Army Cadet Force Instructors and Officers from the county’s 33 cadet detachments will be at the open day on Saturday, January 26, at Sobraon Barracks, Lincoln, between 10am and 1pm to talk about what it’s like to work with young cadets of 12 to 18 years and give a real insight into life in the Cadet Force.
Lieutenant Colonel Michael Coleman, 42, from Grantham, is a regional headteacher at South Midlands & East Anglia Advanced Education. Michael started volunteering with the Cadets in 1989 when he worked in catering. He said: “Being a Cadet Force Instructor was the main reason I decided to change career and go into education and it has really helped me develop the skills needed for working with young people.
“Thanks to the Cadet Force, I have developed the confidence to deal with most situations I encounter as a teacher and I’ve also gained an NVQ in leadership and management, which has helped me get where I am today.
“Most importantly, it’s really rewarding to see the difference you can make in the development of the children – being a Cadet is a great thing for kids to get involved in. I encourage as many youngsters as I can to join.”

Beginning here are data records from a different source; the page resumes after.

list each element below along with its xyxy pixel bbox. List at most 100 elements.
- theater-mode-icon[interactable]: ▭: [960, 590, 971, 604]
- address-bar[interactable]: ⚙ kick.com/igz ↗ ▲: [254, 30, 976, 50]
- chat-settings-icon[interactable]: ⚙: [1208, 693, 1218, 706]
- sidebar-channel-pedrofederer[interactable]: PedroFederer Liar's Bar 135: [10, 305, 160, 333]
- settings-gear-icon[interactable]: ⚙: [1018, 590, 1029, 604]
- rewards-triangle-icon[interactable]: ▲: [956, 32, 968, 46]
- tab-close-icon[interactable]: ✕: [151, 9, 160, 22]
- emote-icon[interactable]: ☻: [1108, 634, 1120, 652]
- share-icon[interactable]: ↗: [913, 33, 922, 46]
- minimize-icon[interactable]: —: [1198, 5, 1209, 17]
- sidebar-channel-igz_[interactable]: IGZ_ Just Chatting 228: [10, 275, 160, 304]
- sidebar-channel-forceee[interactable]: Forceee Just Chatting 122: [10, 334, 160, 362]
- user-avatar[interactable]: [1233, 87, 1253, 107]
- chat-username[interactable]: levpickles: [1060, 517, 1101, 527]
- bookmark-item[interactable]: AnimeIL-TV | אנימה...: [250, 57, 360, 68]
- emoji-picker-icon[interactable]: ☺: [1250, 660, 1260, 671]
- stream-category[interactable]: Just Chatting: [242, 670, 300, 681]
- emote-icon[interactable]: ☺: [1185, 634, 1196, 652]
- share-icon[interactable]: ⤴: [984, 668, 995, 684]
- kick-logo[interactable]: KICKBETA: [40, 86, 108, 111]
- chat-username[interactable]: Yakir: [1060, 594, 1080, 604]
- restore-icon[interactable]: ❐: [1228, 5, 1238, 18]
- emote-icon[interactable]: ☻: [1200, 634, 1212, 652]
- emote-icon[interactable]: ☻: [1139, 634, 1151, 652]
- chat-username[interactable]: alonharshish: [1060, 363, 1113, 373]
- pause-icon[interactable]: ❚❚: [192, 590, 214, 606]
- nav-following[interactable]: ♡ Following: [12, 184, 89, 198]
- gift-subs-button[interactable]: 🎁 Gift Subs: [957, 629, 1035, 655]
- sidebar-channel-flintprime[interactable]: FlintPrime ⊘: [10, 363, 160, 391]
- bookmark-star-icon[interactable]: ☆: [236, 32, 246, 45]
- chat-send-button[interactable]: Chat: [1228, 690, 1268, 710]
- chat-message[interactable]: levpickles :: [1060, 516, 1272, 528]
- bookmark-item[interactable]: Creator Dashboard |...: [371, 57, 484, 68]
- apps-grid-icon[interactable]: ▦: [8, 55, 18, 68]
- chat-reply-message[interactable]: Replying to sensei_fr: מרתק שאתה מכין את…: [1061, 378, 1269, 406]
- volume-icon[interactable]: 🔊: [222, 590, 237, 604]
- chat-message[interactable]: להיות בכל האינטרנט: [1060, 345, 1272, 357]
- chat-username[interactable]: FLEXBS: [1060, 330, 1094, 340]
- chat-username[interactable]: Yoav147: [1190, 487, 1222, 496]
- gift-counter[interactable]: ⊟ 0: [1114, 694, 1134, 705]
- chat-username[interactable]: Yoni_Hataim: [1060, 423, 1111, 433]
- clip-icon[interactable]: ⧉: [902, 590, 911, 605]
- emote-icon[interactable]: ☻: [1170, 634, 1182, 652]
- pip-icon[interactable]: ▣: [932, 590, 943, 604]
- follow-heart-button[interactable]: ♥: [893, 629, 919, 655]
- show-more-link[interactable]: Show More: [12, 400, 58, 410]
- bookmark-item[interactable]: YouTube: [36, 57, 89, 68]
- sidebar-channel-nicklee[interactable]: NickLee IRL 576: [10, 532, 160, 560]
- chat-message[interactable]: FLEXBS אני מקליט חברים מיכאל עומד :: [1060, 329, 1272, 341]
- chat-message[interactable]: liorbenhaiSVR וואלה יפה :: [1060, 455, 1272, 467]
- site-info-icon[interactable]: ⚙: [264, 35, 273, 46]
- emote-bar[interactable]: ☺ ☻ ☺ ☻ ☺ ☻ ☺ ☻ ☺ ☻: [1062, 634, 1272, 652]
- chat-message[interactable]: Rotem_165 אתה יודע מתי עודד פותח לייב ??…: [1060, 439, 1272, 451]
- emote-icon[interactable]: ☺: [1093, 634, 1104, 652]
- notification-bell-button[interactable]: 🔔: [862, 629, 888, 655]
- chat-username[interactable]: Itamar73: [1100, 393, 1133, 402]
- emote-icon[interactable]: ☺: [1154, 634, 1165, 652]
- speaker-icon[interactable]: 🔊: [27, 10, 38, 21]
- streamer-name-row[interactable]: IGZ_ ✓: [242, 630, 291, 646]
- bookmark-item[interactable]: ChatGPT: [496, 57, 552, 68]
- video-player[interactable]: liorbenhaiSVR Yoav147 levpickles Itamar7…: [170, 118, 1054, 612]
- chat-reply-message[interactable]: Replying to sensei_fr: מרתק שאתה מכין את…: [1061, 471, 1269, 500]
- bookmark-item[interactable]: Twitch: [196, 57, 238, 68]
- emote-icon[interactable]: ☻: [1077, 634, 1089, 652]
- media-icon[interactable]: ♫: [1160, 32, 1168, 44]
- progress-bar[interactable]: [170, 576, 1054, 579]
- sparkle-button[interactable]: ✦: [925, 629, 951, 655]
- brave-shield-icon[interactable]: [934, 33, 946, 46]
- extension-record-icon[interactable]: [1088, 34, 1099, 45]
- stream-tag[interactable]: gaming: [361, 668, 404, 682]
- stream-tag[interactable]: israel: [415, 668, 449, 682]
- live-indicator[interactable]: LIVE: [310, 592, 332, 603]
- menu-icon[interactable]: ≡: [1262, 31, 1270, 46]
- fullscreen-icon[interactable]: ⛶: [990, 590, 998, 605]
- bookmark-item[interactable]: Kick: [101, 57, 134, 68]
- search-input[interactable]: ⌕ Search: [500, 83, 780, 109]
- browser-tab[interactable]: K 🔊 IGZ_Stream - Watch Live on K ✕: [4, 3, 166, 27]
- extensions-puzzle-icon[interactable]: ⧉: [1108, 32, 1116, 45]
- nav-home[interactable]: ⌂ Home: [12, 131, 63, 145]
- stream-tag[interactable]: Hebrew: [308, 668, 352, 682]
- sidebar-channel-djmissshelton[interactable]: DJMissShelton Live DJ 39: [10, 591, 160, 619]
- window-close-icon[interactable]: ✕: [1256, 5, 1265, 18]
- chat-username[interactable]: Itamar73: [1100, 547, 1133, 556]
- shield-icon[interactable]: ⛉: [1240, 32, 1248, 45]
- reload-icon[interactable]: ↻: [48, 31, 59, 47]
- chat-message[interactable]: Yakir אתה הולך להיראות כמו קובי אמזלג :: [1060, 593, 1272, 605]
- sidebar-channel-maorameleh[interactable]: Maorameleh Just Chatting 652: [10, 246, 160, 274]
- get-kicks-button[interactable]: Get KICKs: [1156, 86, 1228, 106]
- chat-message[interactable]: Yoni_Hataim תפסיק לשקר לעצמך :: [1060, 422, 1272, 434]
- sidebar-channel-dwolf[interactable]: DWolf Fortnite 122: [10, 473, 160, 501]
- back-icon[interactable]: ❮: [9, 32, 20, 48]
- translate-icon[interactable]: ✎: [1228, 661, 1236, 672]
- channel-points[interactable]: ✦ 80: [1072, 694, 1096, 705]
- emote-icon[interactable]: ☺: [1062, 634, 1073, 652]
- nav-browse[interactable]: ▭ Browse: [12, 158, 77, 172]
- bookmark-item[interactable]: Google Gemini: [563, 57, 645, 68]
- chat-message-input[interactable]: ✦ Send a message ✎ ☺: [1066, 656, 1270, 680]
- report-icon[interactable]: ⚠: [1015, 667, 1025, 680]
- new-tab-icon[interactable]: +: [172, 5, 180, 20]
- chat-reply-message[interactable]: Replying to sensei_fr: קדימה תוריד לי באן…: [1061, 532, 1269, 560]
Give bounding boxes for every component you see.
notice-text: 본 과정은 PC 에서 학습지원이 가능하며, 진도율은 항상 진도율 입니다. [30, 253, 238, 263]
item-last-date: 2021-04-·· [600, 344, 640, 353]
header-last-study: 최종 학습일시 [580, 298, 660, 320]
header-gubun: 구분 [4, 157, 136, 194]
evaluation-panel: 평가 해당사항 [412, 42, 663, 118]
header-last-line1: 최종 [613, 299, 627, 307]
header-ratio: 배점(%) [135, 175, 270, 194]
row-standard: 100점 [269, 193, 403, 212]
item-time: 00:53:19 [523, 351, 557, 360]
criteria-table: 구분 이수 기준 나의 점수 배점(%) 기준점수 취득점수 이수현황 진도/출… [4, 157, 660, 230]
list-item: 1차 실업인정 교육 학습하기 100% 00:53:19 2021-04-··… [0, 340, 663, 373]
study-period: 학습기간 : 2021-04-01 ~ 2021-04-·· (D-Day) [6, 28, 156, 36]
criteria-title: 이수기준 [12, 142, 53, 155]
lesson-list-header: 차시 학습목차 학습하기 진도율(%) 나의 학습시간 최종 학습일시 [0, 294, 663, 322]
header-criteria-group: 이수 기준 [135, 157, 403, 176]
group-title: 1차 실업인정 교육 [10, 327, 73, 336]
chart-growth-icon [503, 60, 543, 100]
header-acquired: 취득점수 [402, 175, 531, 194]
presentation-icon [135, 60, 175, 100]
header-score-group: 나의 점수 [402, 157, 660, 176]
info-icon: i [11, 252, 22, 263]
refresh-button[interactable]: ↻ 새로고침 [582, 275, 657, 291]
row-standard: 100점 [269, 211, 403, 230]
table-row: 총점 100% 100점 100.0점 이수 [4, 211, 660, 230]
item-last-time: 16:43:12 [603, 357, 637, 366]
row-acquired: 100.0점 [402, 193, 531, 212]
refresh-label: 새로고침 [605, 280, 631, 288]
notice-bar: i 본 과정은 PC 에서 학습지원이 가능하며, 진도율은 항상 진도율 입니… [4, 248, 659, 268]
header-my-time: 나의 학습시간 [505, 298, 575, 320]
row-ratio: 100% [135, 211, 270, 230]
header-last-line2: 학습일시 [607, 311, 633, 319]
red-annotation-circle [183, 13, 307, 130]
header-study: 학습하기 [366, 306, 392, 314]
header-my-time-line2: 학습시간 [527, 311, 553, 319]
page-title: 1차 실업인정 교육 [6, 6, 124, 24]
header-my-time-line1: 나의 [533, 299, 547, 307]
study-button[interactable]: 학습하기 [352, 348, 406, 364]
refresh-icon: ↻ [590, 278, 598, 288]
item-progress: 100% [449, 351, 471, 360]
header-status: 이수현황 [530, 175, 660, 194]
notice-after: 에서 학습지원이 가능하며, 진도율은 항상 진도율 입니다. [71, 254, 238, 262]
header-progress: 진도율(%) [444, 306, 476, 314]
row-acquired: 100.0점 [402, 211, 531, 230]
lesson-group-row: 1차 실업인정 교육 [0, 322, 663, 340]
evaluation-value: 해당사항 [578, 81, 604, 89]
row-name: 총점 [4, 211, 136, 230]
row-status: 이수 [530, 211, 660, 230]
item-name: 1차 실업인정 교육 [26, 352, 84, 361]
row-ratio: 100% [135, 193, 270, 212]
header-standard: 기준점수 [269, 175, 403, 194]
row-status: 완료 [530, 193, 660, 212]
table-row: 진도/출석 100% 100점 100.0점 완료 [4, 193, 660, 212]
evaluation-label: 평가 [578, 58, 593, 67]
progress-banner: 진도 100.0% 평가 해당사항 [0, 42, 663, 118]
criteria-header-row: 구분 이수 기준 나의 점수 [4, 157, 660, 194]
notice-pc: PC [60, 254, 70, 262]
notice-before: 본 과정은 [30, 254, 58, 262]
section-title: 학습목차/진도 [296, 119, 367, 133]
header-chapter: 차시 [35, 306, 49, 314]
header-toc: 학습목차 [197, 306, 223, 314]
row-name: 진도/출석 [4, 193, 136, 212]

Colonel Ian Sackree, the Commandant of the Army Cadet Force’s Lincolnshire Battalion, will be at the open day to welcome visitors and talk to them about what being an instructor involves. He said: “Being an adult volunteer with the Army Cadet Force is an important role and an incredibly rewarding thing to do. Volunteers lead the young cadets in a range of military and non-military themed activities – such as sports, music and competitive drills.
“The aim of the Cadet Force is to offer adventurous pursuits and educational activities that will help develop young people physically, mentally and socially. We’re looking for adults who want to make a difference to young people’s lives. It’s a great chance for the volunteers to develop their own leadership skills, meet new people and give something back to their community. No particular experience is required and we provide all necessary training. If you’re interested and want to find out more, come along to the open day.”
At the open day, there will be talks and workshops led by Cadet Force personnel and current volunteers, as well as a chance to look around the Sobraon Barracks. Tea, coffee and refreshments will also be provided.
The Army Cadet Force is one of the country’s largest volunteer youth organisations and one of the oldest, celebrating its 150th anniversary in 2012.
There are around 46,000 cadets and 8,500 adult volunteers in the UK. In Lincolnshire, there are over 1,000 cadets and 160 adult volunteers in 33 detachments.